Quoth wikipedia: The [Judas Priest] song’s title is an eggcorn idiom,[2][3] in use since at least 1919,[4] from the original expression, “You’ve got another think coming,” published as early as 1898.[5] I guess the OED is ahead of them on the “thing” variant.
“think” is seldom a noun
I’d say it’s pretty common to “have a think” about something but it’s unusual to use “the think”, for some reason, except in reference to the indefinitely articled think you’d had earlier, for example: “I had a drink and a think, but the think wasn’t productive”.
My late father occasionally used to say “have another think coming”, and for many years I heard it as “thing”. Yet I thought of him as a very careful speaker.
In related news, he used to find that people sometimes misheard his surname, failing to hear the initial hard “G” because it got mixed up with a “k” at the end of his first name.
For me, the phrase another think coming is an allusion to the fuller form If that’s what you think, you’ve got another think coming. Clearly this cannot be so for the thing-coming crowd.
As one who always read and heard (or interpreted) “another thing coming”, I thought that the meaning was If that’s what you think, you are in for a shock when you find out the truth.

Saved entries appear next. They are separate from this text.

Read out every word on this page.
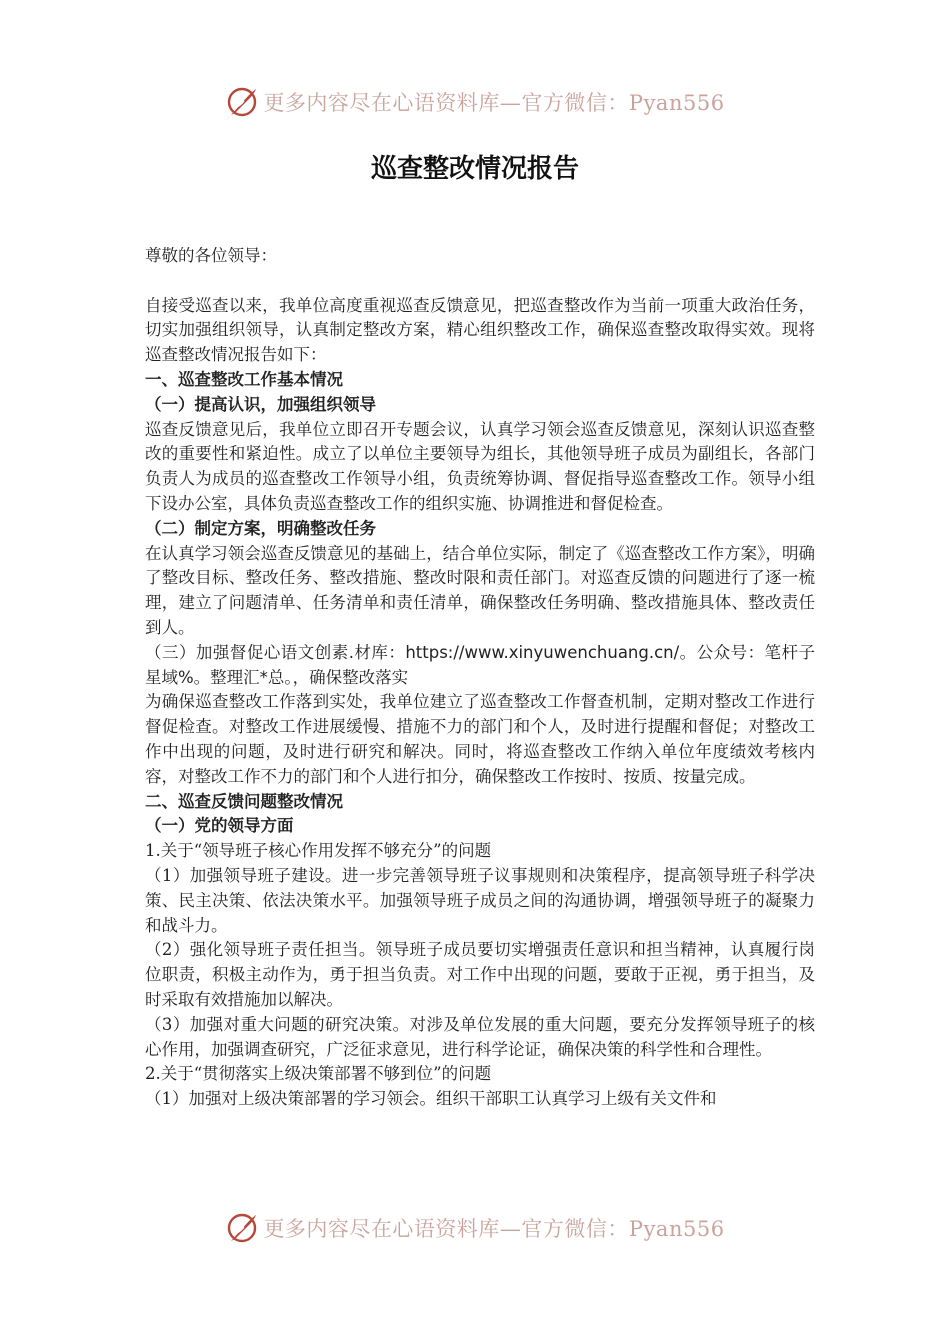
更多内容尽在心语资料库—官方微信：Pyan556
巡查整改情况报告

尊敬的各位领导：

自接受巡查以来，我单位高度重视巡查反馈意见，把巡查整改作为当前一项重大政治任务，切实加强组织领导，认真制定整改方案，精心组织整改工作，确保巡查整改取得实效。现将巡查整改情况报告如下：

一、巡查整改工作基本情况

（一）提高认识，加强组织领导

巡查反馈意见后，我单位立即召开专题会议，认真学习领会巡查反馈意见，深刻认识巡查整改的重要性和紧迫性。成立了以单位主要领导为组长，其他领导班子成员为副组长，各部门负责人为成员的巡查整改工作领导小组，负责统筹协调、督促指导巡查整改工作。领导小组下设办公室，具体负责巡查整改工作的组织实施、协调推进和督促检查。

（二）制定方案，明确整改任务

在认真学习领会巡查反馈意见的基础上，结合单位实际，制定了《巡查整改工作方案》，明确了整改目标、整改任务、整改措施、整改时限和责任部门。对巡查反馈的问题进行了逐一梳理，建立了问题清单、任务清单和责任清单，确保整改任务明确、整改措施具体、整改责任到人。

（三）加强督促心语文创素.材库：https://www.xinyuwenchuang.cn/。公众号：笔杆子星域%。整理汇*总。，确保整改落实

为确保巡查整改工作落到实处，我单位建立了巡查整改工作督查机制，定期对整改工作进行督促检查。对整改工作进展缓慢、措施不力的部门和个人，及时进行提醒和督促；对整改工作中出现的问题，及时进行研究和解决。同时，将巡查整改工作纳入单位年度绩效考核内容，对整改工作不力的部门和个人进行扣分，确保整改工作按时、按质、按量完成。

二、巡查反馈问题整改情况

（一）党的领导方面

1.关于“领导班子核心作用发挥不够充分”的问题

（1）加强领导班子建设。进一步完善领导班子议事规则和决策程序，提高领导班子科学决策、民主决策、依法决策水平。加强领导班子成员之间的沟通协调，增强领导班子的凝聚力和战斗力。

（2）强化领导班子责任担当。领导班子成员要切实增强责任意识和担当精神，认真履行岗位职责，积极主动作为，勇于担当负责。对工作中出现的问题，要敢于正视，勇于担当，及时采取有效措施加以解决。

（3）加强对重大问题的研究决策。对涉及单位发展的重大问题，要充分发挥领导班子的核心作用，加强调查研究，广泛征求意见，进行科学论证，确保决策的科学性和合理性。

2.关于“贯彻落实上级决策部署不够到位”的问题

（1）加强对上级决策部署的学习领会。组织干部职工认真学习上级有关文件和

更多内容尽在心语资料库—官方微信：Pyan556
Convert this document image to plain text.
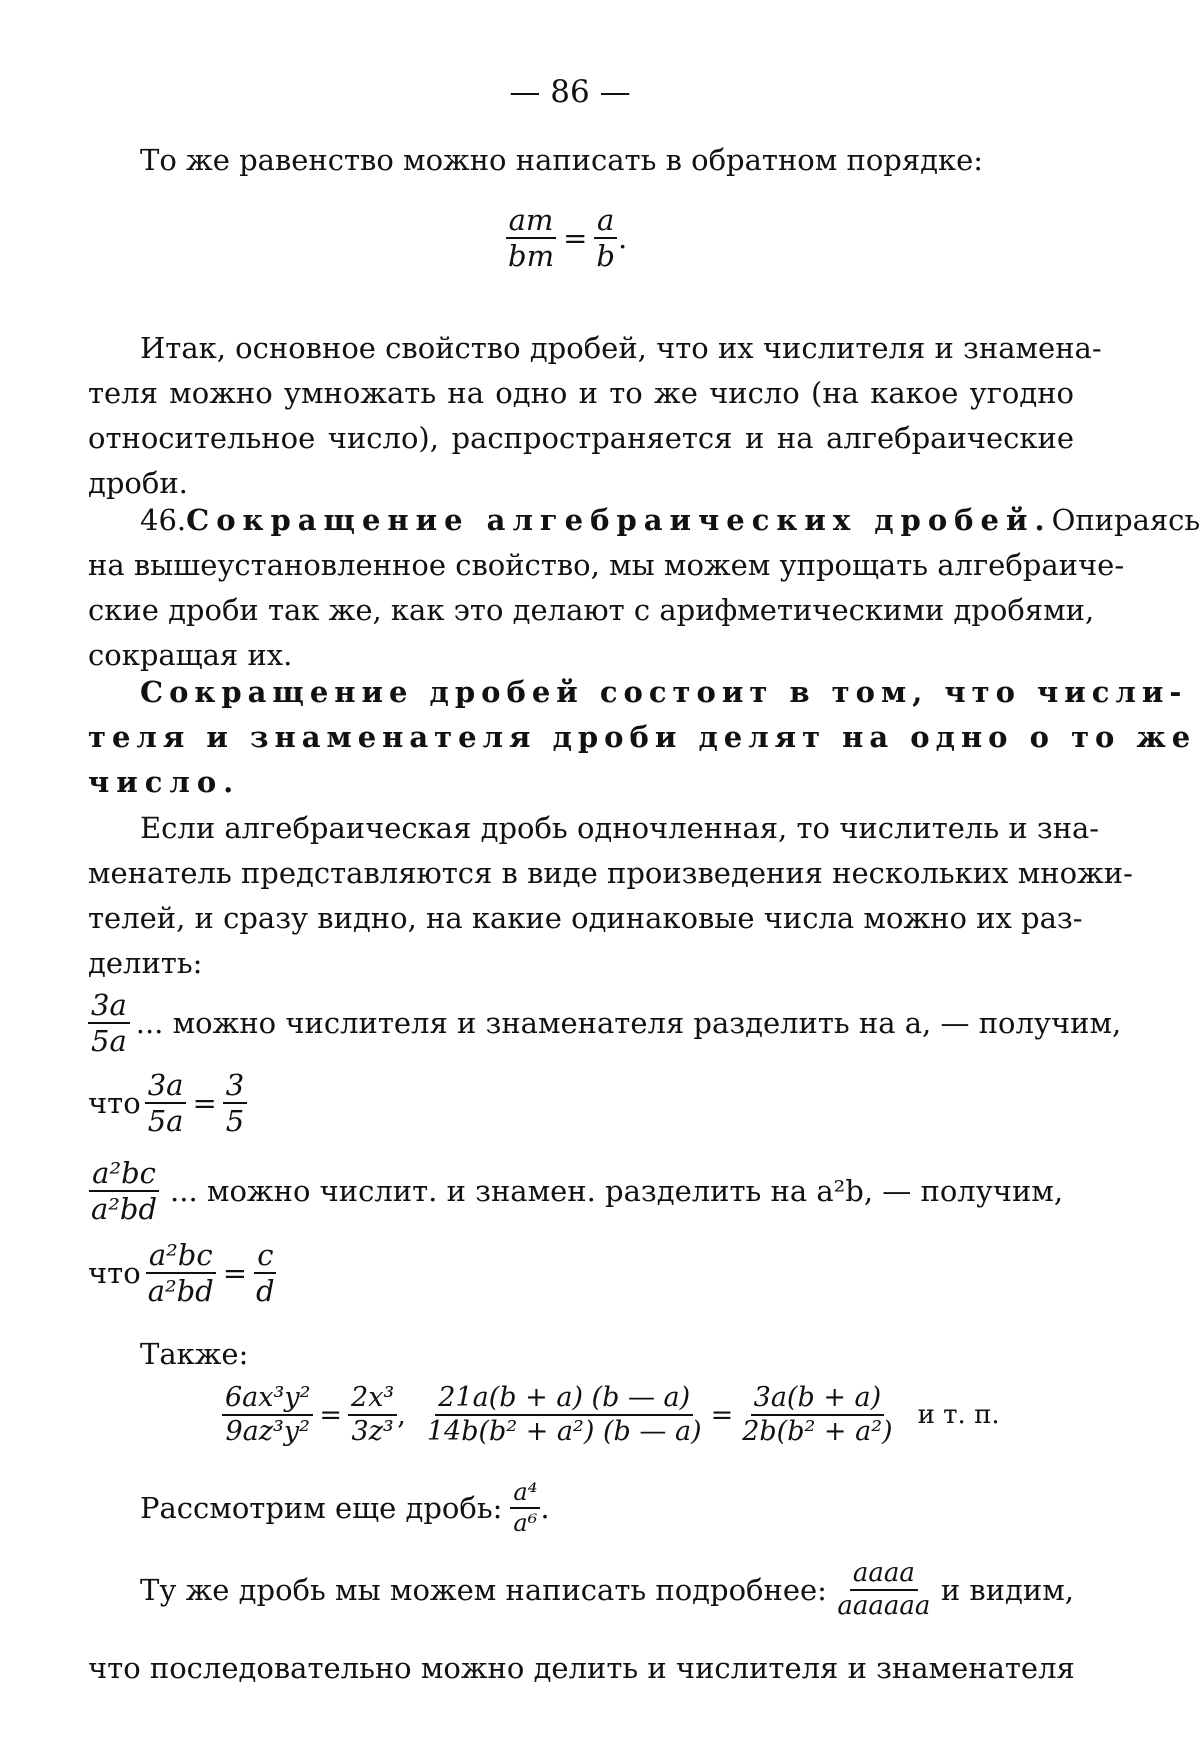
— 86 —
То же равенство можно написать в обратном порядке:
$\frac{am}{bm} = \frac{a}{b}$ .
Итак, основное свойство дробей, что их числителя и знамена-
теля можно умножать на одно и то же число (на какое угодно
относительное число), распространяется и на алгебраические
дроби.
46. Сокращение алгебраических дробей. Опираясь
на вышеустановленное свойство, мы можем упрощать алгебраиче-
ские дроби так же, как это делают с арифметическими дробями,
сокращая их.
Сокращение дробей состоит в том, что числи-
теля и знаменателя дроби делят на одно о то же
число.
Если алгебраическая дробь одночленная, то числитель и зна-
менатель представляются в виде произведения нескольких множи-
телей, и сразу видно, на какие одинаковые числа можно их раз-
делить:
$\frac{3a}{5a}$ ... можно числителя и знаменателя разделить на a, — получим,
что $\frac{3a}{5a} = \frac{3}{5}$
$\frac{\text{a²bc}}{\text{a²bd}}$ ... можно числит. и знамен. разделить на a²b, — получим,
что $\frac{\text{a²bc}}{\text{a²bd}} = \frac{c}{d}$
Также:
$\frac{\text{6ax³y²}}{\text{9az³y²}} = \frac{\text{2x³}}{\text{3z³}}$ , $\frac{21a(b + a) (b — a)}{\text{14b(b² + a²) (b — a)}} = \frac{3a(b + a)}{\text{2b(b² + a²)}}$ и т. п.
Рассмотрим еще дробь: $\frac{\text{a⁴}}{\text{a⁶}}$ .
Ту же дробь мы можем написать подробнее: $\frac{\text{aaaa}}{\text{aaaaaa}}$ и видим,
что последовательно можно делить и числителя и знаменателя
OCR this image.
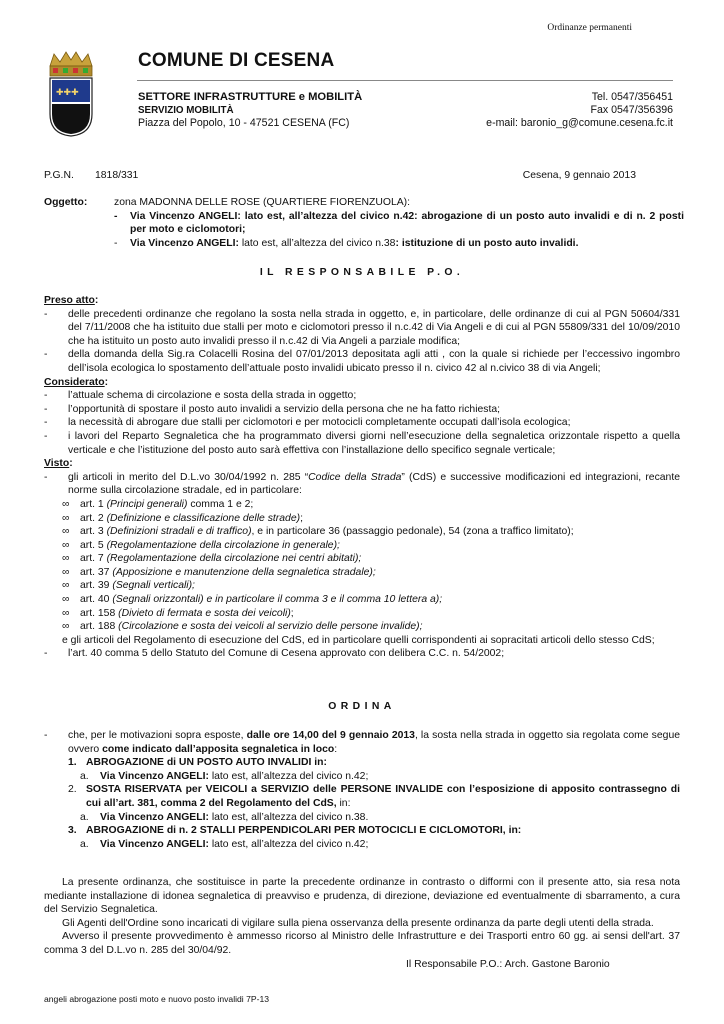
Ordinanze permanenti
✚✚✚
COMUNE DI CESENA
SETTORE INFRASTRUTTURE e MOBILITÀ
SERVIZIO MOBILITÀ
Piazza del Popolo, 10 - 47521 CESENA (FC)
Tel. 0547/356451
Fax 0547/356396
e-mail: baronio_g@comune.cesena.fc.it
P.G.N. 1818/331	Cesena, 9 gennaio 2013
Oggetto:	zona MADONNA DELLE ROSE (QUARTIERE FIORENZUOLA):
-	Via Vincenzo ANGELI: lato est, all’altezza del civico n.42: abrogazione di un posto auto invalidi e di n. 2 posti per moto e ciclomotori;
-	Via Vincenzo ANGELI: lato est, all’altezza del civico n.38: istituzione di un posto auto invalidi.
IL RESPONSABILE P.O.
Preso atto:
-	delle precedenti ordinanze che regolano la sosta nella strada in oggetto, e, in particolare, delle ordinanze di cui al PGN 50604/331 del 7/11/2008 che ha istituito due stalli per moto e ciclomotori presso il n.c.42 di Via Angeli e di cui al PGN 55809/331 del 10/09/2010 che ha istituito un posto auto invalidi presso il n.c.42 di Via Angeli a parziale modifica;
-	della domanda della Sig.ra Colacelli Rosina del 07/01/2013 depositata agli atti , con la quale si richiede per l’eccessivo ingombro dell’isola ecologica lo spostamento dell’attuale posto invalidi ubicato presso il n. civico 42 al n.civico 38 di via Angeli;
Considerato:
-	l’attuale schema di circolazione e sosta della strada in oggetto;
-	l’opportunità di spostare il posto auto invalidi a servizio della persona che ne ha fatto richiesta;
-	la necessità di abrogare due stalli per ciclomotori e per motocicli completamente occupati dall’isola ecologica;
-	i lavori del Reparto Segnaletica che ha programmato diversi giorni nell’esecuzione della segnaletica orizzontale rispetto a quella verticale e che l’istituzione del posto auto sarà effettiva con l’installazione dello specifico segnale verticale;
Visto:
-	gli articoli in merito del D.L.vo 30/04/1992 n. 285 “Codice della Strada” (CdS) e successive modificazioni ed integrazioni, recante norme sulla circolazione stradale, ed in particolare:
∞	art. 1 (Principi generali) comma 1 e 2;
∞	art. 2 (Definizione e classificazione delle strade);
∞	art. 3 (Definizioni stradali e di traffico), e in particolare 36 (passaggio pedonale), 54 (zona a traffico limitato);
∞	art. 5 (Regolamentazione della circolazione in generale);
∞	art. 7 (Regolamentazione della circolazione nei centri abitati);
∞	art. 37 (Apposizione e manutenzione della segnaletica stradale);
∞	art. 39 (Segnali verticali);
∞	art. 40 (Segnali orizzontali) e in particolare il comma 3 e il comma 10 lettera a);
∞	art. 158 (Divieto di fermata e sosta dei veicoli);
∞	art. 188 (Circolazione e sosta dei veicoli al servizio delle persone invalide);
e gli articoli del Regolamento di esecuzione del CdS, ed in particolare quelli corrispondenti ai sopracitati articoli dello stesso CdS;
-	l’art. 40 comma 5 dello Statuto del Comune di Cesena approvato con delibera C.C. n. 54/2002;
ORDINA
-	che, per le motivazioni sopra esposte, dalle ore 14,00 del 9 gennaio 2013, la sosta nella strada in oggetto sia regolata come segue ovvero come indicato dall’apposita segnaletica in loco:
1. ABROGAZIONE di UN POSTO AUTO INVALIDI in:
a.	Via Vincenzo ANGELI: lato est, all’altezza del civico n.42;
2. SOSTA RISERVATA per VEICOLI a SERVIZIO delle PERSONE INVALIDE con l’esposizione di apposito contrassegno di cui all’art. 381, comma 2 del Regolamento del CdS, in:
a.	Via Vincenzo ANGELI: lato est, all’altezza del civico n.38.
3. ABROGAZIONE di n. 2 STALLI PERPENDICOLARI PER MOTOCICLI E CICLOMOTORI, in:
a.	Via Vincenzo ANGELI: lato est, all’altezza del civico n.42;
La presente ordinanza, che sostituisce in parte la precedente ordinanze in contrasto o difformi con il presente atto, sia resa nota mediante installazione di idonea segnaletica di preavviso e prudenza, di direzione, deviazione ed eventualmente di sbarramento, a cura del Servizio Segnaletica.
Gli Agenti dell'Ordine sono incaricati di vigilare sulla piena osservanza della presente ordinanza da parte degli utenti della strada.
Avverso il presente provvedimento è ammesso ricorso al Ministro delle Infrastrutture e dei Trasporti entro 60 gg. ai sensi dell'art. 37 comma 3 del D.L.vo n. 285 del 30/04/92.
Il Responsabile P.O.: Arch. Gastone Baronio
angeli abrogazione posti moto e nuovo posto invalidi 7P-13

ON the analogy of “have a look”, I have occasionally heard “have a listen”, but never “have a think”.
Today I discovered “I didn’t even know that was a think.” Only 3 ghits, none of which was where I saw it. Does this presage some sort of utterance-final fortition, or a merger of thing and think altogether?
Cockney does have [ŋk] in the pronominal suffix -thing, but not in the base form as far as I’m aware.